II. TOEPASSINGSGEBIED VAN DE AFZONDERLIJKE AANSLAG

1. Kosten zoals bedoeld in art. 57, WIB 92 en de voordelen van alle aard zoals bedoeld in de art. 31, tweede lid, 2° en 32, tweede lid, 2°, WIB 92

A. Grondslag van de afzonderlijke aanslag

219/1

De afzonderlijke aanslag in de VenB is van toepassing op de kosten die niet op de in art. 57, WIB 92, gestelde wijze zijn verantwoord.

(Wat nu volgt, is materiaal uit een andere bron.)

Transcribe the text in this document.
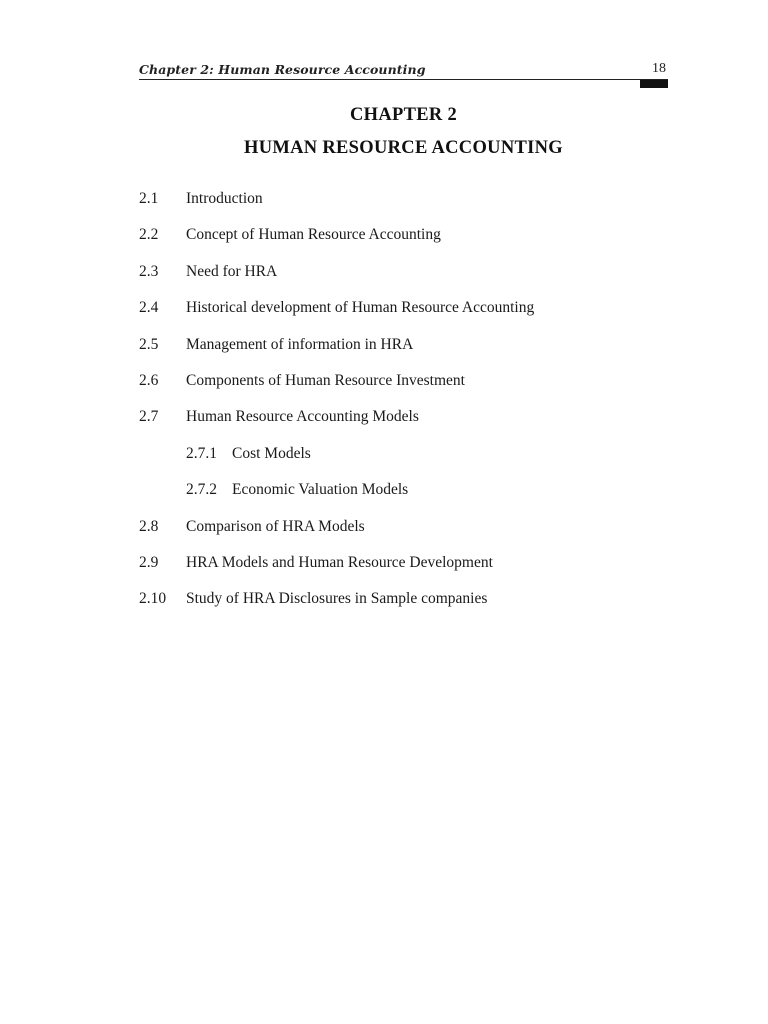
Chapter 2: Human Resource Accounting	18
CHAPTER 2
HUMAN RESOURCE ACCOUNTING
2.1 Introduction
2.2 Concept of Human Resource Accounting
2.3 Need for HRA
2.4 Historical development of Human Resource Accounting
2.5 Management of information in HRA
2.6 Components of Human Resource Investment
2.7 Human Resource Accounting Models
2.7.1 Cost Models
2.7.2 Economic Valuation Models
2.8 Comparison of HRA Models
2.9 HRA Models and Human Resource Development
2.10 Study of HRA Disclosures in Sample companies
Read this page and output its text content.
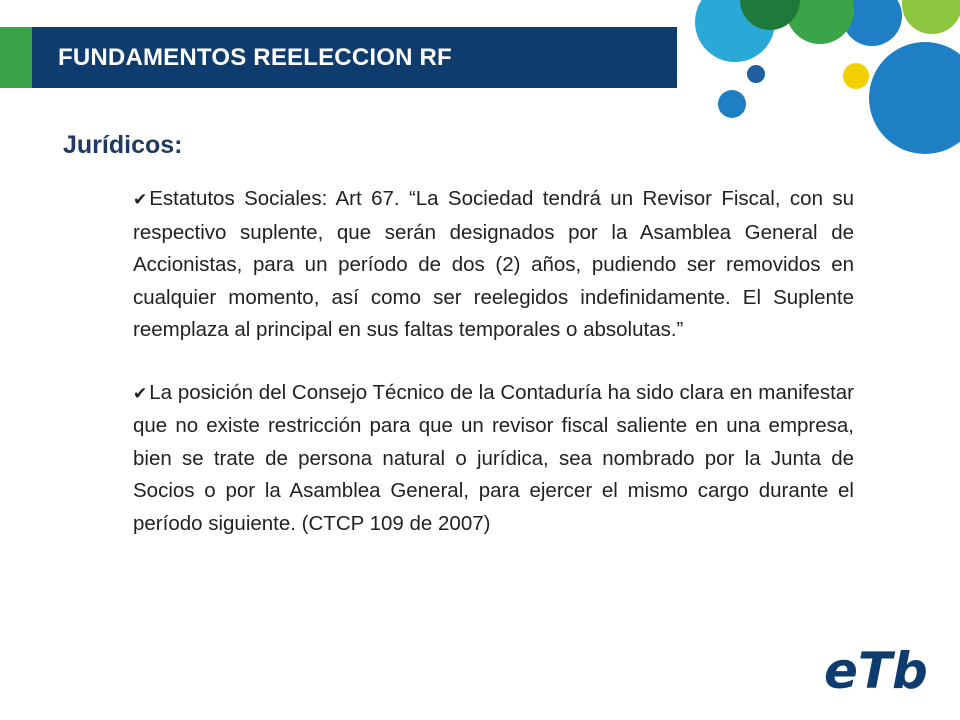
FUNDAMENTOS REELECCION RF
Jurídicos:

✔Estatutos Sociales: Art 67. “La Sociedad tendrá un Revisor Fiscal, con su respectivo suplente, que serán designados por la Asamblea General de Accionistas, para un período de dos (2) años, pudiendo ser removidos en cualquier momento, así como ser reelegidos indefinidamente. El Suplente reemplaza al principal en sus faltas temporales o absolutas.”

✔La posición del Consejo Técnico de la Contaduría ha sido clara en manifestar que no existe restricción para que un revisor fiscal saliente en una empresa, bien se trate de persona natural o jurídica, sea nombrado por la Junta de Socios o por la Asamblea General, para ejercer el mismo cargo durante el período siguiente. (CTCP 109 de 2007)

eTb
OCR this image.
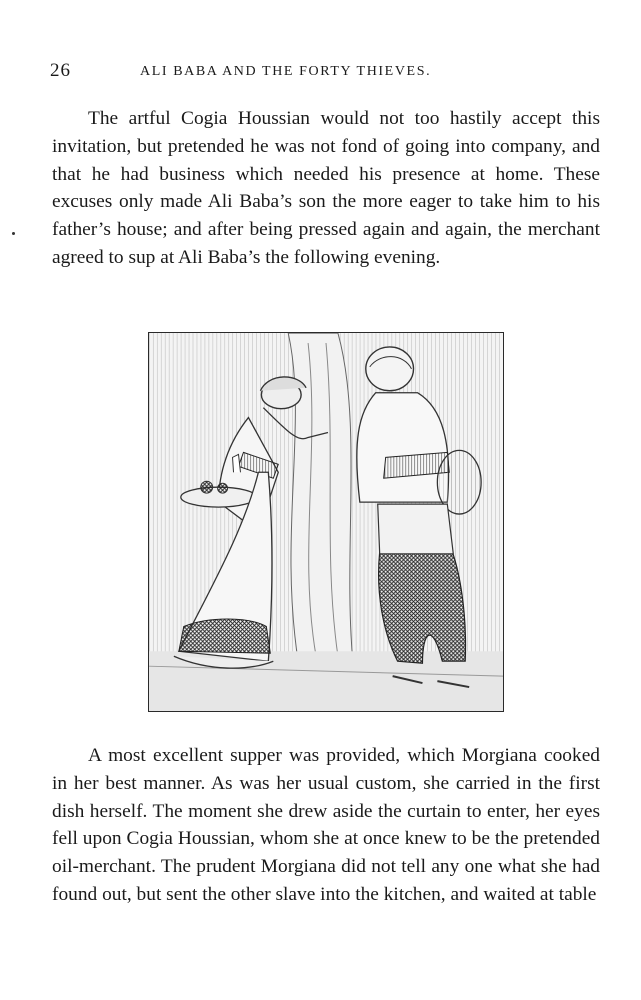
26	ALI BABA AND THE FORTY THIEVES.

The artful Cogia Houssian would not too hastily accept this invitation, but pretended he was not fond of going into company, and that he had business which needed his presence at home. These excuses only made Ali Baba’s son the more eager to take him to his father’s house; and after being pressed again and again, the merchant agreed to sup at Ali Baba’s the following evening.

A most excellent supper was provided, which Morgiana cooked in her best manner. As was her usual custom, she carried in the first dish herself. The moment she drew aside the curtain to enter, her eyes fell upon Cogia Houssian, whom she at once knew to be the pretended oil-merchant. The prudent Morgiana did not tell any one what she had found out, but sent the other slave into the kitchen, and waited at table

Die kosten kunnen bestaan uit:

1° commissies, makelaarslonen, handels- of andere restorno's, toevallige of niet-toevallige vacatiegelden of erelonen, gratificaties, vergoedingen of voordelen van alle aard die voor de verkrijgers al dan niet in België belastbare beroepsinkomsten zijn, behoudens de bezoldiging van meewerkende echtgenoten

2° bezoldigingen, pensioenen, renten of als zodanig geldende toelagen, betaald aan personeelsleden, aan bedrijfsleiders en aan gewezen personeelsleden en bedrijfsleiders evenals aan hun rechtverkrijgenden, met uitzondering van de sociale voordelen die ten name van de verkrijgers zijn vrijgesteld

3° vaste vergoedingen toegekend aan de leden van het personeel als terugbetaling van werkelijke eigen kosten van de werkgever.

219/2

Hoewel de in 219/1, 2° bedoelde bezoldigingen, die zijn voorzien in de bepalingen van de art. 30, 1° en 2°, 31 en 32, WIB 92, de door personeelsleden en bedrijfsleiders verkregen voordelen van alle aard omvatten, heeft de wetgever het evenwel nuttig geacht een uitdrukkelijke verwijzing naar die voordelen op te nemen in art. 219, eerste, zesde en zevende lid, WIB 92.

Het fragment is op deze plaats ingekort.